Artinya: “Ketahuilah, mendahulukan sesuatu yang lebih maslahat demi kemaslahatan yang lebih besar, menolak kemafsadatan (kerusakan) karena adanya kemafsadatan yang lebih besar lagi adalah sudah menjadi tabiat dasar manusia... Tidaklah mendahulukan suatu maslahat demi meninggalkan kemaslahatan yang lebih besar kecuali hanya orang yang bodoh, tidak mengetahui pentingnya kemaslahatan yang lebih besar, atau ia orang yang celaka dan membutakan diri, tidak mau melihat kepada perbedaan dua derajat kemaslahatan itu.” (‘Izz al-Dîn ibn Abdu al-Salâm, Qawâ’idu al-Ahkâm fi Mashâlihi al-Anam Juz 1, Beirut: Dâr al-Kutub al-Ilmiyyah, tt., 7).

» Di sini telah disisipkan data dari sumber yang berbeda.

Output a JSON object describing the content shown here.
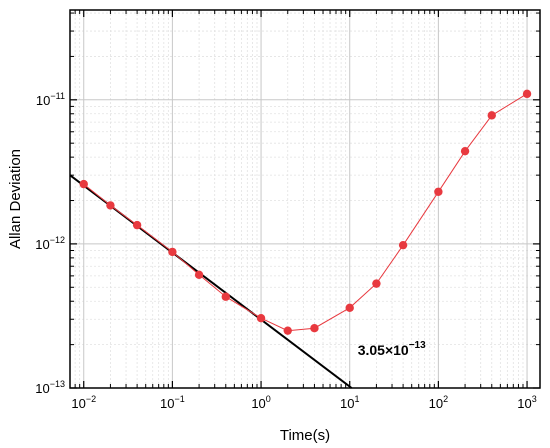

Berdasar teks di atas, tampaknya metodologi Syekh Izzu al-Dîn ibn Abdu al-Salâm dalam memandang kemaslahatan secara ringkas adalah: (1) terlihat, (2) ada sebab yaitu timbulnya kemaslahatan yang lebih besar, (3) jelas perbedaannya antara kedua kemaslahatan tersebut, dan (4) dapat diukur. Tidak ada sesuatu yang bisa dianggap sebagai ashlah (lebih maslahat) tanpa pengukuran, dan pengukuran ini hanya ada pada metodologi riset. Dengan demikian, sesuatu dianggap maslahat bila ada data yang menunjuk kepada lebih maslahatnya itu. Jadi, kata kuncinya adalah “data”. Adapun posisi nash adalah sebagai kalibrasi atau tolok ukur. 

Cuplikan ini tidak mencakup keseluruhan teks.